A waitress came with shepherd’s pie, stodgy but filling. Afterwards Natalia said she would like to stretch her legs, just for ten minutes, as there was still a long way to go. Geoff said it was too cold for him and he would wait in the car. There was nowhere to walk except round the edge of the almost-empty car park behind the roadhouse so David and Natalia began to circle it, going slowly, smoking. She kept one hand in her pocket. David thought, perhaps her gun is in there. Jackson had called her a crack shot. Who had she shot? he wondered. Across the fields he saw a village. Like others they had passed recently it was built of red brick; they were well into the Midlands now.
Natalia said to him, ‘Soon you will see your friend Frank. He sounds like a man with many difficulties.’ Her expression was sympathetic.
‘I wonder how Frank made it through, sometimes.’
She said, ‘My brother had difficulties as well. All his life. Though that did not stop our government sending him to fight in Russia.’
‘I’m sorry.

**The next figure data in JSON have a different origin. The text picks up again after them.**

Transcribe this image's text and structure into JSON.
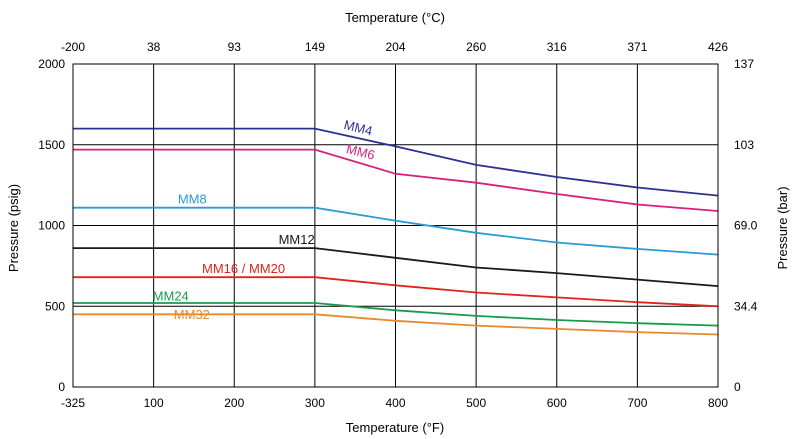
{
  "chart_data": {
    "type": "line",
    "x_bottom": {
      "label": "Temperature (°F)",
      "ticks": [
        "-325",
        "100",
        "200",
        "300",
        "400",
        "500",
        "600",
        "700",
        "800"
      ]
    },
    "x_top": {
      "label": "Temperature (°C)",
      "ticks": [
        "-200",
        "38",
        "93",
        "149",
        "204",
        "260",
        "316",
        "371",
        "426"
      ]
    },
    "y_left": {
      "label": "Pressure (psig)",
      "range": [
        0,
        2000
      ],
      "ticks": [
        {
          "value": 0,
          "text": "0"
        },
        {
          "value": 500,
          "text": "500"
        },
        {
          "value": 1000,
          "text": "1000"
        },
        {
          "value": 1500,
          "text": "1500"
        },
        {
          "value": 2000,
          "text": "2000"
        }
      ]
    },
    "y_right": {
      "label": "Pressure (bar)",
      "ticks": [
        {
          "value": 0,
          "text": "0"
        },
        {
          "value": 500,
          "text": "34.4"
        },
        {
          "value": 1000,
          "text": "69.0"
        },
        {
          "value": 1500,
          "text": "103"
        },
        {
          "value": 2000,
          "text": "137"
        }
      ]
    },
    "grid": true,
    "series": [
      {
        "name": "MM4",
        "color": "#2e3192",
        "points": [
          [
            -325,
            1600
          ],
          [
            300,
            1600
          ],
          [
            400,
            1490
          ],
          [
            500,
            1375
          ],
          [
            600,
            1300
          ],
          [
            700,
            1235
          ],
          [
            800,
            1185
          ]
        ],
        "label_at": [
          335,
          1600
        ],
        "label_rotate": 14
      },
      {
        "name": "MM6",
        "color": "#d6217f",
        "points": [
          [
            -325,
            1470
          ],
          [
            300,
            1470
          ],
          [
            400,
            1320
          ],
          [
            500,
            1265
          ],
          [
            600,
            1195
          ],
          [
            700,
            1130
          ],
          [
            800,
            1090
          ]
        ],
        "label_at": [
          338,
          1450
        ],
        "label_rotate": 14
      },
      {
        "name": "MM8",
        "color": "#2b9bd6",
        "points": [
          [
            -325,
            1110
          ],
          [
            300,
            1110
          ],
          [
            400,
            1030
          ],
          [
            500,
            955
          ],
          [
            600,
            895
          ],
          [
            700,
            855
          ],
          [
            800,
            820
          ]
        ],
        "label_at": [
          130,
          1135
        ],
        "label_rotate": 0
      },
      {
        "name": "MM12",
        "color": "#1a1a1a",
        "points": [
          [
            -325,
            860
          ],
          [
            300,
            860
          ],
          [
            400,
            800
          ],
          [
            500,
            740
          ],
          [
            600,
            705
          ],
          [
            700,
            665
          ],
          [
            800,
            625
          ]
        ],
        "label_at": [
          255,
          885
        ],
        "label_rotate": 0
      },
      {
        "name": "MM16 / MM20",
        "color": "#e2231a",
        "points": [
          [
            -325,
            680
          ],
          [
            300,
            680
          ],
          [
            400,
            630
          ],
          [
            500,
            585
          ],
          [
            600,
            555
          ],
          [
            700,
            525
          ],
          [
            800,
            500
          ]
        ],
        "label_at": [
          160,
          705
        ],
        "label_rotate": 0
      },
      {
        "name": "MM24",
        "color": "#1a9a4a",
        "points": [
          [
            -325,
            520
          ],
          [
            300,
            520
          ],
          [
            400,
            475
          ],
          [
            500,
            440
          ],
          [
            600,
            415
          ],
          [
            700,
            395
          ],
          [
            800,
            380
          ]
        ],
        "label_at": [
          95,
          535
        ],
        "label_rotate": 0
      },
      {
        "name": "MM32",
        "color": "#e88a2c",
        "points": [
          [
            -325,
            450
          ],
          [
            300,
            450
          ],
          [
            400,
            410
          ],
          [
            500,
            380
          ],
          [
            600,
            360
          ],
          [
            700,
            340
          ],
          [
            800,
            325
          ]
        ],
        "label_at": [
          125,
          420
        ],
        "label_rotate": 0
      }
    ]
  }
}
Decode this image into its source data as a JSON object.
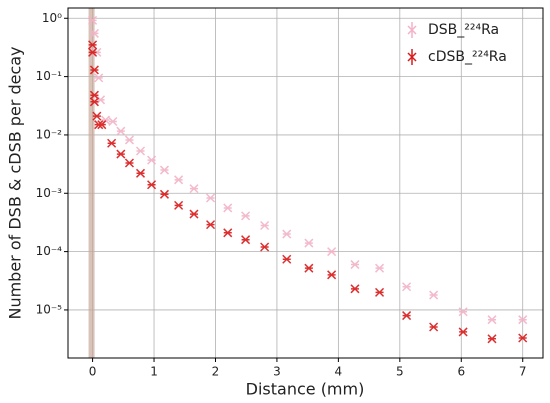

I didn’t know.’
She gave a sad smile and looked away, to where a farmer was working a field, two big carthorses pulling an ancient plough. She turned back to him. ‘There seem to be certain people who have some quirk in them, something they cannot surmount.’
‘I think a lot of things went wrong in Frank’s early life.’
She stopped, watched the carthorses. ‘With my brother something inside him was different from the start. But he had a right to live.’ She looked at David with sudden fierceness. ‘A right to live, like everybody.’
David hesitated, then said, ‘You told me your government helped load the Jews onto trains.’
‘Yes, they did.’
The fate of the Jews was a subject David avoided. But Natalia knew, something at least, of what had happened to them in Europe. He asked, ‘Do you know where they went?’
‘Nobody knows for sure. But I think somewhere bad.’
‘We don’t really know anything about it over here. We’ve been told about comfortable labour camps.’